At 6:50 AM ET on May 16, we experienced degraded service due to slow responses on the v0/run endpoint. The issue was identified as a bug causing a panic in the Open Telemetry (OTEL) container, called a sidecar, which is what we use for metrics. The bug caused tasks to intermittently fail and be restarted, resulting in slow response times. Once this cause was determined, an engineer manually pinned the OTEL container version to the previous release (v0.28.0). After this update completed, the queued backlog cleared and run times returned to normal. The issue was resolved by 8:15 AM ET.
We use AWS OTEL Collector which is an open source project lead by AWS for sending telemetry data to AWS CloudWatch. We were using the latest version in our cluster task definition. When v0.29.0 released, it introduced a bug which panicked with certain string-valued DynamoDB attributes (see their bug fix here). Whenever our cluster replaced a running task, it picked up the latest version. The issue caused runs to take much longer, however runs didn’t fail, which caused a degradation in response times.

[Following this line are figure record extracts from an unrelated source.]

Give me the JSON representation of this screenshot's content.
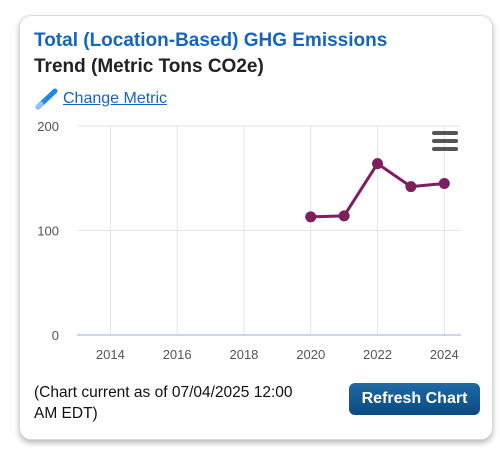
{
  "card": {
    "title_line1": "Total (Location-Based) GHG Emissions",
    "title_line2": "Trend (Metric Tons CO2e)",
    "change_metric_label": "Change Metric",
    "footnote": "(Chart current as of 07/04/2025 12:00 AM EDT)",
    "refresh_label": "Refresh Chart"
  },
  "colors": {
    "title_blue": "#1565c0",
    "series": "#7b1f5e",
    "button": "#0b4a80"
  },
  "icons": {
    "change_metric": "pencil-icon",
    "menu": "hamburger-menu-icon"
  },
  "chart_data": {
    "type": "line",
    "title": "",
    "xlabel": "",
    "ylabel": "",
    "xlim": [
      2013,
      2024.5
    ],
    "ylim": [
      0,
      200
    ],
    "x_ticks": [
      2014,
      2016,
      2018,
      2020,
      2022,
      2024
    ],
    "y_ticks": [
      0,
      100,
      200
    ],
    "grid": "vertical and horizontal",
    "series": [
      {
        "x": [
          2020,
          2021,
          2022,
          2023,
          2024
        ],
        "values": [
          113,
          114,
          164,
          142,
          145
        ]
      }
    ]
  }
}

The version of the OTEL collector was pinned in the task definition to v0.28.0 manually, and the tasks in the cluster were rotated. This cleared the issue and the service began to recover. The cluster cleared in 15 minutes and operations returned to normal. Subsequently we pinned to a specific version in our automation and pushed through our pipeline to prevent future unmanaged updates of the container to production.